Treaty of Cahuenga, which ended the Conquest of California and brought a ceasefire between the Californios and Americans.

JANUARY 13, 1847

The Treaty of Cahuenga is signed, ending the fighting of the Mexican-American War

The Treaty of Cahuenga was signed ending the Mexican-American War and conquest of California. The treaty was drafted in both English and Spanish and signed by John C. Fremont of the American forces and Andres Pico of the Mexican forces. The treaty called for Californios to give up their artillery and provided that all prisoners be immediately freed. Those Californios who promised not to take up arms were allowed to return to their homes and become citizens of the United States.

Dr. Martin Luther King, Jr., half-length portrait, facing front. Dick DeMarsico, photographer, 1964. New York World-Telegram and the Sun Newspaper. Library of Congress Prints & Photographs Division

JANUARY 17, 1995

Martin Luther King, Jr. Day and The National Day of Service

The National Day of Service was established on Martin Luther King, Jr. Day. Americans are encouraged to volunteer and improve their communities in honor of Dr. Kings life and legacy of peaceful protest against racial oppression. In 1964, at the age of 35, King became the youngest person to receive the Nobel Peace Prize. The campaign for a federal holiday in his honor began soon after his assassination in 1968. President Ronald Reagan signed the holiday into law in 1983, and it was first observed three years later.

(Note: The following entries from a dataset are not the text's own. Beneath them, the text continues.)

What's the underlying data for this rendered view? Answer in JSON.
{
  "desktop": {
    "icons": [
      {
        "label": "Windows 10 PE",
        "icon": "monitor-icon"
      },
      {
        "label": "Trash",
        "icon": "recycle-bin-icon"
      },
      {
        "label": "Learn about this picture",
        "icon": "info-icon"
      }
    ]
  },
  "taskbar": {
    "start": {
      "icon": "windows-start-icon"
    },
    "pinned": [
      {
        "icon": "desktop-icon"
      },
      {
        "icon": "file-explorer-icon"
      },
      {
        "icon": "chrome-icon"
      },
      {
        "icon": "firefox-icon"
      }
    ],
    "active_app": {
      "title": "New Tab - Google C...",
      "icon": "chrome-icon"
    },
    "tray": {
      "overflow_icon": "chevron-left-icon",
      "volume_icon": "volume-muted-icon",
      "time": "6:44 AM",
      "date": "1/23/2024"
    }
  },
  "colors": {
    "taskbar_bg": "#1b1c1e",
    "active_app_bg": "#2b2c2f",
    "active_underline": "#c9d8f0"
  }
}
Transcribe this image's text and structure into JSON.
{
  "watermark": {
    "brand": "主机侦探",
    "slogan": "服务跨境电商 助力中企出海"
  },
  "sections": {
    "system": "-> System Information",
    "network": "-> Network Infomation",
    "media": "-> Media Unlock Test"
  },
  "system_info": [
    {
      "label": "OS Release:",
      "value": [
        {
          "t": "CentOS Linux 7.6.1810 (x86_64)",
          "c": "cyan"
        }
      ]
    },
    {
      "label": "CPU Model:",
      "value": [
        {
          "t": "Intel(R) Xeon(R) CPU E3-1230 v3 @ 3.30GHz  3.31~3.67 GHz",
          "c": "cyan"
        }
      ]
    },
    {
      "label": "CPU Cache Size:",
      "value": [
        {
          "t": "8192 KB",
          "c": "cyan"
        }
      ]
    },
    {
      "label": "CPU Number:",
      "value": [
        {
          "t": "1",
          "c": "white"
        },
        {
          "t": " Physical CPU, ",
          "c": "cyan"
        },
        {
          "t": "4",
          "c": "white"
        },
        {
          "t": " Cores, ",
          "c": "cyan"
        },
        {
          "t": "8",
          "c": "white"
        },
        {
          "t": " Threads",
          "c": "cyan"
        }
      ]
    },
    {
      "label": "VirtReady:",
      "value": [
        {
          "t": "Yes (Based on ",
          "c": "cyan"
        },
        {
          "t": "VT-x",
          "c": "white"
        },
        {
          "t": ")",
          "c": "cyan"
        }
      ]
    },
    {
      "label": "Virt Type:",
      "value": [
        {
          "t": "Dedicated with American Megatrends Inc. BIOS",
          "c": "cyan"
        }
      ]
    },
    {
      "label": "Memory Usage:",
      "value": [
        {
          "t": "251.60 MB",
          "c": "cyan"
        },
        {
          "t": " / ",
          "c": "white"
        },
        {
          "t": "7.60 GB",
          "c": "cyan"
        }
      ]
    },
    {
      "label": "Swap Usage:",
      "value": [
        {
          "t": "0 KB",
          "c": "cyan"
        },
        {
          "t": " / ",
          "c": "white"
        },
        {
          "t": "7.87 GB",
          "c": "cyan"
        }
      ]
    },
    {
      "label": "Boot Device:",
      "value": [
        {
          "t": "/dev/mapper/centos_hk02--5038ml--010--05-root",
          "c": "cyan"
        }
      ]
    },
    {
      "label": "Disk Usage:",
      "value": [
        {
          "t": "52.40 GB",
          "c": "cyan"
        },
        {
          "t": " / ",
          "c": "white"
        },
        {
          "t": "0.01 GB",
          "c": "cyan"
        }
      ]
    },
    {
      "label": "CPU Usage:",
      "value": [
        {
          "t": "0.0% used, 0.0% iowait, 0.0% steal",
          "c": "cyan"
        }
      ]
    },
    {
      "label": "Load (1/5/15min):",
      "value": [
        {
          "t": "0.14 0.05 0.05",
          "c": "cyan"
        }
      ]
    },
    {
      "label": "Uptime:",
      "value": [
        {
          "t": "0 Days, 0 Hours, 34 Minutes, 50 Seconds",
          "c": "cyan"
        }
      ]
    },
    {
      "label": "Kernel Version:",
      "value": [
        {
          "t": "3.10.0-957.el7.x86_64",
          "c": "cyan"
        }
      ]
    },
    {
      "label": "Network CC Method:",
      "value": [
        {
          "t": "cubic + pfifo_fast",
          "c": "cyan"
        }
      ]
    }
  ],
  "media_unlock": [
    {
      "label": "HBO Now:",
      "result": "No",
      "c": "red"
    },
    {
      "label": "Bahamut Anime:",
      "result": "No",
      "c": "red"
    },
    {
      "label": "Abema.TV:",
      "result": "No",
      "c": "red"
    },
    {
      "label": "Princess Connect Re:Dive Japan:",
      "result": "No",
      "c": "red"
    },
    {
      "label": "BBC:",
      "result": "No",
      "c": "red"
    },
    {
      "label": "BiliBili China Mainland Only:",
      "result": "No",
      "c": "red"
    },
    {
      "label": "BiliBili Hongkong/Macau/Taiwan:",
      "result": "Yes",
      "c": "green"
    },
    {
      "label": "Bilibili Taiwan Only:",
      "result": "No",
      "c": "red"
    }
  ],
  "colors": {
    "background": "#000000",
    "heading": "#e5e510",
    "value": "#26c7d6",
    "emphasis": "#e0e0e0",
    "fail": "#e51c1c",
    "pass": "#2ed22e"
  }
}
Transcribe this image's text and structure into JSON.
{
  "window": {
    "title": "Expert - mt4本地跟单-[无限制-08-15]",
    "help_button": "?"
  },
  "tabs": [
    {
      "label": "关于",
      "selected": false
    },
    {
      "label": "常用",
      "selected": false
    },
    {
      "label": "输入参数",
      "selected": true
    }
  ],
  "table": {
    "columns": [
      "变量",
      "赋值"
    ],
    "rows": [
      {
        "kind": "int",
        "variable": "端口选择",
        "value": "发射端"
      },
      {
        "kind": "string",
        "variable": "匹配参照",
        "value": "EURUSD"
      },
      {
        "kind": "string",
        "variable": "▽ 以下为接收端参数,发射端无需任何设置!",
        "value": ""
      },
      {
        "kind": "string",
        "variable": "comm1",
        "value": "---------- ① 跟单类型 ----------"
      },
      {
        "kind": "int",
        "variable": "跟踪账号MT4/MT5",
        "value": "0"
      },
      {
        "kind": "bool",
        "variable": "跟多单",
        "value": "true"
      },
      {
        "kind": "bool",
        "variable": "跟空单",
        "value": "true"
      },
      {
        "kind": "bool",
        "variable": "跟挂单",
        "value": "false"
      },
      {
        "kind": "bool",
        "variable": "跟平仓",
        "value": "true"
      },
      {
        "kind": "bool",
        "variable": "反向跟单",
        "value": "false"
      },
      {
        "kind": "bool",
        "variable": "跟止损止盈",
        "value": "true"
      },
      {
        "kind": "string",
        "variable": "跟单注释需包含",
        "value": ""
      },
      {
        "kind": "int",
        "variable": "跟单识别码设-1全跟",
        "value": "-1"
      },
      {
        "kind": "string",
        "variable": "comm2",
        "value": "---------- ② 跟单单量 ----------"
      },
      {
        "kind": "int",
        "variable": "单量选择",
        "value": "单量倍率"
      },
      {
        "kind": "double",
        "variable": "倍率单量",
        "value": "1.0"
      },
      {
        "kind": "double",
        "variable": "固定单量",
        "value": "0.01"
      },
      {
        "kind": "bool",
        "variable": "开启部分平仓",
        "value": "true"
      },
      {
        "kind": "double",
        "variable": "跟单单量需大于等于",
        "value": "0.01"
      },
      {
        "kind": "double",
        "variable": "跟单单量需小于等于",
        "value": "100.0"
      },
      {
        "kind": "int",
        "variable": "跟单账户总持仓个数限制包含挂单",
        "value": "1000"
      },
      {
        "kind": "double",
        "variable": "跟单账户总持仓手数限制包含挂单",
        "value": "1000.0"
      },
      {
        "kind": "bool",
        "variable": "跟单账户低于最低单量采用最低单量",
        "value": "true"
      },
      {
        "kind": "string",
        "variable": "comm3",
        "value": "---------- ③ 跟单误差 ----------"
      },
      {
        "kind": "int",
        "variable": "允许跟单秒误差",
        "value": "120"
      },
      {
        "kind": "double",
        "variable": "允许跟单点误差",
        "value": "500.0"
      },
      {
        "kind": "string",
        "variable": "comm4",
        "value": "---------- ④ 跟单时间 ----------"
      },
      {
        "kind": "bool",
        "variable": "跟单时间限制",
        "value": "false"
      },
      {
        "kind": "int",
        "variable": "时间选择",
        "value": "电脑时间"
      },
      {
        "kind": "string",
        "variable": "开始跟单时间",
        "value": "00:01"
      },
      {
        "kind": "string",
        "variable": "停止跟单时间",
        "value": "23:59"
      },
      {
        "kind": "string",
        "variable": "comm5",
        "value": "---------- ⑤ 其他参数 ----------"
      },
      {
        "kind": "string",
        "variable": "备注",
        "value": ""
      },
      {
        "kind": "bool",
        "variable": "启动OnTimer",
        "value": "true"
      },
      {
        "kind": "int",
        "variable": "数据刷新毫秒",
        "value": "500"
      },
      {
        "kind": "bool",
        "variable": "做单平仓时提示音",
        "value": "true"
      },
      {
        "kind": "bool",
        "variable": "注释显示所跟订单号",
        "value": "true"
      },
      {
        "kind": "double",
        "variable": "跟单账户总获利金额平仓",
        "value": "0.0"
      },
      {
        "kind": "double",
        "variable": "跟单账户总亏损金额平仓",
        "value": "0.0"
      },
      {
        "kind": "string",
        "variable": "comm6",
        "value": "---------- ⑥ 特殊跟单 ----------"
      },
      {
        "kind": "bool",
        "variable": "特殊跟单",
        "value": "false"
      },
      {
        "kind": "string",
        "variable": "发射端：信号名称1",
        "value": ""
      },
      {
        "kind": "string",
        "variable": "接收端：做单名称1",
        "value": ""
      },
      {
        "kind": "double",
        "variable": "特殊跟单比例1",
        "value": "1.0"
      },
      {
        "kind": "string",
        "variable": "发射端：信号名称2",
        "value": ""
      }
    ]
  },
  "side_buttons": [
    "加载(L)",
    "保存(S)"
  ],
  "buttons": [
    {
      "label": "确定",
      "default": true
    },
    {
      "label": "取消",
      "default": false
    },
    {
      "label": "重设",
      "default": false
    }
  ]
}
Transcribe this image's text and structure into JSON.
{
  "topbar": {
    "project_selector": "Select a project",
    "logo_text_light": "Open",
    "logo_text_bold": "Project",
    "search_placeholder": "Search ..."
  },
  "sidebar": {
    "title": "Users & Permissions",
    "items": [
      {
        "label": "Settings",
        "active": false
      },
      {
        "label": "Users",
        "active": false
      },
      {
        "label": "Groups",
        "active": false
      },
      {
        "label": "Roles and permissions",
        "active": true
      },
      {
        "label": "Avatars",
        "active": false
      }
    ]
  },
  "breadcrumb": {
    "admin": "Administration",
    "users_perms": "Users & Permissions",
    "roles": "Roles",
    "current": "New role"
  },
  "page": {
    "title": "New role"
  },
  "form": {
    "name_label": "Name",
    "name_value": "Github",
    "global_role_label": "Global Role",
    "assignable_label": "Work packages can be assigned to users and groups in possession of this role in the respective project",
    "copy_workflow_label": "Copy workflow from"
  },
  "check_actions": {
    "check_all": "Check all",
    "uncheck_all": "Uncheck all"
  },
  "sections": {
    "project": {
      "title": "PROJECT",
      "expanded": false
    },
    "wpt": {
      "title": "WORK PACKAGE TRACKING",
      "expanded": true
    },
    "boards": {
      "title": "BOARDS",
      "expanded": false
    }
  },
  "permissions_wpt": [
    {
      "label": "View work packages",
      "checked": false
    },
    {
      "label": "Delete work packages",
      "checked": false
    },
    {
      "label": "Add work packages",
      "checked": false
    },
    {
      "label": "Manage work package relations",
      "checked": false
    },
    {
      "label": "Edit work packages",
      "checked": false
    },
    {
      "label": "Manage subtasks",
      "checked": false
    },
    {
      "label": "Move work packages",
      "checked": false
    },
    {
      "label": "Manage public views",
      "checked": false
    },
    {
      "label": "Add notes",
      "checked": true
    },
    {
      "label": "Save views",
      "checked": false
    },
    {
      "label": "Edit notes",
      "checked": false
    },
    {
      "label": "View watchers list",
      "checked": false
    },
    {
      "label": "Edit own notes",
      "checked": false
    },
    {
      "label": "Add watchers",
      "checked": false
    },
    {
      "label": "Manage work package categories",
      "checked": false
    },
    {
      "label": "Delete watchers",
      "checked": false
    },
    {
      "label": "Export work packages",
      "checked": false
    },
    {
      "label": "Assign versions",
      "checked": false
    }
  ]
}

Fighting in the Battle of the Bulge. National Archives and Records Administration| Public Domain

JANUARY 25, 1945

“The greatest American battle of the war” ends

The Battle of the Bulge ended. What Winston Churchill called, “The greatest American battle of the war,” lasted six brutal weeks, starting on December 16, 1944. The assault, also called the Battle of the Ardennes, took place during frigid weather conditions, with some 30 German divisions attacking battle-fatigued American troops across 85 miles of the densely wooded Ardennes Forest. It was the third deadliest campaign undertaken by the United States Army to this day, with approximately 19,276 causalities.

Credit: Galerie Bilderwelt/Getty
Pictured here, a group of women in the barracks, in a photo taken by a Russian photographer shortly after the camp’s liberation.

JANUARY 27

International Holocaust Remembrance Day

International Holocaust Remembrance Day is an international memorial day designated by the United Nations to mark the January 27, 1945, liberation of Auschwitz-Birkenau, the largest Nazi concentration and death camp. The day also commemorates the killing of six million Jews and 11 million others by the Nazi regime and its collaborators.

Point Adams Life Boat Station. U.S. Coast Guard photo.

JANUARY 28, 1915

Congress passed the Act to Create the Coast Guard

President Woodrow Wilson signed the Act to Create the Coast Guard. The act combined the Life-Saving Service and Revenue Cutter Service to form the Coast Guard.